Ruffin regularly insists on the need to establish the junction between the two electorate hearts of the left, namely the working class, associated with the workers and trade unions on one side, and the intellectuals and professionals of the education on the other, because according to him, only the "convergence of struggles" can lead to a social movement of sufficient magnitude to achieve change. To do this, he seeks in particular to fight against the class scorn he identifies against the lower classes. He wants to politically join the red left of the social struggle and the green left of the environmentalists, a junction he qualifies as "a necessity". This junction is also associated in his thinking that the popular class ("more attached to the social question") and the petty bourgeoisie ("more attached to the ecological question") must be brought together. Maurice Kriegel-Valrimont is one of his political models. He defined himself as partial to the Left Front before "taking note of their suicide".

In June 2016, Ruffin participated in the launch of a campaign calling to no longer vote for the Socialist Party, including in the second round against the right or the far-right, and called for the emergence of a "populist movement of the left". During the 2017 French presidential election, he supported the candidacy of Jean-Luc Mélenchon without wishing to sign the charter of La France Insoumise, although he later joined their parliamentary group in the National Assembly. In May 2017, he published in Le Monde an open letter to Emmanuel Macron, whom he considers an "already hated future president". He voted for him in the second round of the presidential election, while indicating that he is "not proud" and promising to be a "firm opponent". In May 2023, Ruffin publicly called for signing a citizens' initiative petition on the National Assembly website, advocating for the establishment of the Citizens' Initiative Referendum in the Constitution, one of the flagship measures of the Yellow Vest movement.

=== Political engagements and actions as deputy ===

==== "Minimum wage deputy" ====
In 2017, Ruffin announced that he will be a "minimum wage deputy", who will donate part of his income to Charity word, then specifies that he receives from the Assembly on an account a little more than 7 000 euros gross of allowances, including 1,200 transferred to his personal account, which is the net minimum wage, the rest being used to pay his taxes, while the remaining 3,000 euros go to associations.
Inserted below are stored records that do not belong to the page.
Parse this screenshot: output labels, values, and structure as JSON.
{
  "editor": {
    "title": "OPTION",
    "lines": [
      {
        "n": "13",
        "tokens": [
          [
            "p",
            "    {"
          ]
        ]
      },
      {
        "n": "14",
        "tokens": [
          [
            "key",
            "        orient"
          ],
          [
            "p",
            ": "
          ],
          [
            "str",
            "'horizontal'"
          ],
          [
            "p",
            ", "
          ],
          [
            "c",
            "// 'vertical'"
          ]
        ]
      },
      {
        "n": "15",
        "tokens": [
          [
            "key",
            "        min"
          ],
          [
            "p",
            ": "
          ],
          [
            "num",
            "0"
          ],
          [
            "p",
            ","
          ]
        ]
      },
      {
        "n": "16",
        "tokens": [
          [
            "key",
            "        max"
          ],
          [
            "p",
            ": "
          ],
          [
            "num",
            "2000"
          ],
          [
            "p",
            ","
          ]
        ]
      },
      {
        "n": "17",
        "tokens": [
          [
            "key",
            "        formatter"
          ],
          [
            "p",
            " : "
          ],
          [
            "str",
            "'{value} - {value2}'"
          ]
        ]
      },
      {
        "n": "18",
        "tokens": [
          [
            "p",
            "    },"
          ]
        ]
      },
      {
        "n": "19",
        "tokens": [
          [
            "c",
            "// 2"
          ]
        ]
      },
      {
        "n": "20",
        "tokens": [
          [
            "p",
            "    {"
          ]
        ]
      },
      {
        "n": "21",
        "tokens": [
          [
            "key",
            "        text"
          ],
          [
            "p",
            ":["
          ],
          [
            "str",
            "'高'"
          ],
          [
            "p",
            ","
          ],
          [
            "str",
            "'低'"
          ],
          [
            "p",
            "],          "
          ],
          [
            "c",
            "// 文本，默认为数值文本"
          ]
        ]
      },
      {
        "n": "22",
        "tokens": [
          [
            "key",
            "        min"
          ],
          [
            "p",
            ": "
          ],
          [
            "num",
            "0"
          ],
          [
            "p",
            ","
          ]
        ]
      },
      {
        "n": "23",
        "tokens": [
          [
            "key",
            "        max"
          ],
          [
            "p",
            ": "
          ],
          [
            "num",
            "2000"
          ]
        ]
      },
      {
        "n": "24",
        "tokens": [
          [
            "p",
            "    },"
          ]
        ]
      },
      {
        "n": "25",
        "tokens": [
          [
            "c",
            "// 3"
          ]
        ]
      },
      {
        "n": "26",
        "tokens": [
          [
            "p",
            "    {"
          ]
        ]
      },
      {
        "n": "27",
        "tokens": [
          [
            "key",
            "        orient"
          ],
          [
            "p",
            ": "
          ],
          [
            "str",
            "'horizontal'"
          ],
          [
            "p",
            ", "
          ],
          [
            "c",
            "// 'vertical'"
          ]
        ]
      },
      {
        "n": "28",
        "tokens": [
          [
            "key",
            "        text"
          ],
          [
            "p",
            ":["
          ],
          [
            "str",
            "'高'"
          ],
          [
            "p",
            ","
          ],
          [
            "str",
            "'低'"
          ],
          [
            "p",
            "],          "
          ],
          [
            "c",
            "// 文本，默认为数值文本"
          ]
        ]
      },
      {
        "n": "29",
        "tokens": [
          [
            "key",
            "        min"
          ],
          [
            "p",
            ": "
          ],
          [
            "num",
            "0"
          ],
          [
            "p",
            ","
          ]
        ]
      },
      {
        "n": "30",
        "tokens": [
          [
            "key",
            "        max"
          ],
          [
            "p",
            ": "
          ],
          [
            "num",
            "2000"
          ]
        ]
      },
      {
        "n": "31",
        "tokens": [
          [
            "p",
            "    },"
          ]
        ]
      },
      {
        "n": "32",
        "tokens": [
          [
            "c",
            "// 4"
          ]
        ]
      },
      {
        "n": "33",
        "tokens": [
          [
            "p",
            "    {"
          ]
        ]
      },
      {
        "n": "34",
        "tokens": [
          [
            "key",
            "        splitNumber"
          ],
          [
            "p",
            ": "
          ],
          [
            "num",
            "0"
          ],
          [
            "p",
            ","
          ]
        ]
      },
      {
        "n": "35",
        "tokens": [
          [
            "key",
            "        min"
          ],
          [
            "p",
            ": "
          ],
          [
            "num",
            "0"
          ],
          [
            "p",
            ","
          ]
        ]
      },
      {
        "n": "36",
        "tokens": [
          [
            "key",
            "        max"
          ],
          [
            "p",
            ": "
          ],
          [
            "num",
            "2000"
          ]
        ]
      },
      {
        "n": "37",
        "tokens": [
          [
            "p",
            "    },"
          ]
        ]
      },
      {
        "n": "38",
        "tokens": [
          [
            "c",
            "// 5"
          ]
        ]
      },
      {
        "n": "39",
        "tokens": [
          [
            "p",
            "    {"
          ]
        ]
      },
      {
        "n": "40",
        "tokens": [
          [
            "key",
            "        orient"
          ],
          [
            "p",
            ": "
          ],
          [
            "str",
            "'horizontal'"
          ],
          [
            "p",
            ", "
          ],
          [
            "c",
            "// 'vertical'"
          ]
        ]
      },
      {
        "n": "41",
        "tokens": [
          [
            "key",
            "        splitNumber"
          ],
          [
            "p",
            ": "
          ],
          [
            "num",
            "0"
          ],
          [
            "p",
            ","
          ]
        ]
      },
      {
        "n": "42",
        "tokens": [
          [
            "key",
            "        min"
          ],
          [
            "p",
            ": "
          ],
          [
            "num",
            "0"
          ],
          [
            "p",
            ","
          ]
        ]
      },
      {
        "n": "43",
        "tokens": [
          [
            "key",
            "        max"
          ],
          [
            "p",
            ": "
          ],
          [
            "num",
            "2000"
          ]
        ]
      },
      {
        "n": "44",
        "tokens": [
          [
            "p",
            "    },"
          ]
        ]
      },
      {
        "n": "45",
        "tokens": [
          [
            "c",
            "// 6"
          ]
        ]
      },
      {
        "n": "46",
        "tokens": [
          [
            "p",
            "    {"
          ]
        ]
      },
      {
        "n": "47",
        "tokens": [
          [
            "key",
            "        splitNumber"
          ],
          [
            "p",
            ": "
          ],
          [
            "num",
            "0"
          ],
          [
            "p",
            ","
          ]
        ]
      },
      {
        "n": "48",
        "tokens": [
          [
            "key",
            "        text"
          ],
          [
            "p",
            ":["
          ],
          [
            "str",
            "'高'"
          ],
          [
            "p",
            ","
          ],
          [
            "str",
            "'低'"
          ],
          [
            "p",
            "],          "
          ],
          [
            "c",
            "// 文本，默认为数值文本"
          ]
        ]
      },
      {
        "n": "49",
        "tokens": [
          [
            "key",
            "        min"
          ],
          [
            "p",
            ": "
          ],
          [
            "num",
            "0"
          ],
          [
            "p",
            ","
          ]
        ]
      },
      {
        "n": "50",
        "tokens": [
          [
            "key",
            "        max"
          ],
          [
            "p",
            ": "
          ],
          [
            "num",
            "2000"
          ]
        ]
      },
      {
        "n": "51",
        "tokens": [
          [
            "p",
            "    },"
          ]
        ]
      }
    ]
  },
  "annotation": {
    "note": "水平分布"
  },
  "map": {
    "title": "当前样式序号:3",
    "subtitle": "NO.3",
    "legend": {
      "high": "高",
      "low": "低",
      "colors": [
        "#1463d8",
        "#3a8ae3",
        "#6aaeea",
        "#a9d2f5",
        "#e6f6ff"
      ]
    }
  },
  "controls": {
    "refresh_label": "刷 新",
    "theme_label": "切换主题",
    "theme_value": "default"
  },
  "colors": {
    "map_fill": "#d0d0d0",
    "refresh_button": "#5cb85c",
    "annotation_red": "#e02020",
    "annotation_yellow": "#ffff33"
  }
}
The payment of a major part of the parliamentary allowance was an old tradition within the PCF (French communist party), which had supported Ruffin from the first round. His colleague from LFI Alexis Corbière, however, believes that his books and films bring him enough incomes.

==== Healthcare ====
Based on an investigation initiated by Florence Aubenas, published on 18 July 2017, in headline of Le Monde on a "100 day strike" by nursing assistants at the retirement home Les Opalines located in Foucherans, Ruffin challenged the Minister of Health on working conditions within the EHPAD, pointing out the silence of the government. He went there on 25 July 2017. Echoing the national mobilization of nursing home staff, he took out a check book during a speech at the French National Assembly on 31 January 2018 and invited Agnès Buzyn, the then Minister of Health, "to make a gesture".

== Debout !==

In 2017, Ruffin launched Picardie Debout! as a political movement to support his election to the French National Assembly. Ruffin won the constituency, and became the first elected official of the movement. The movement changed its name to Debout ! in June 2025.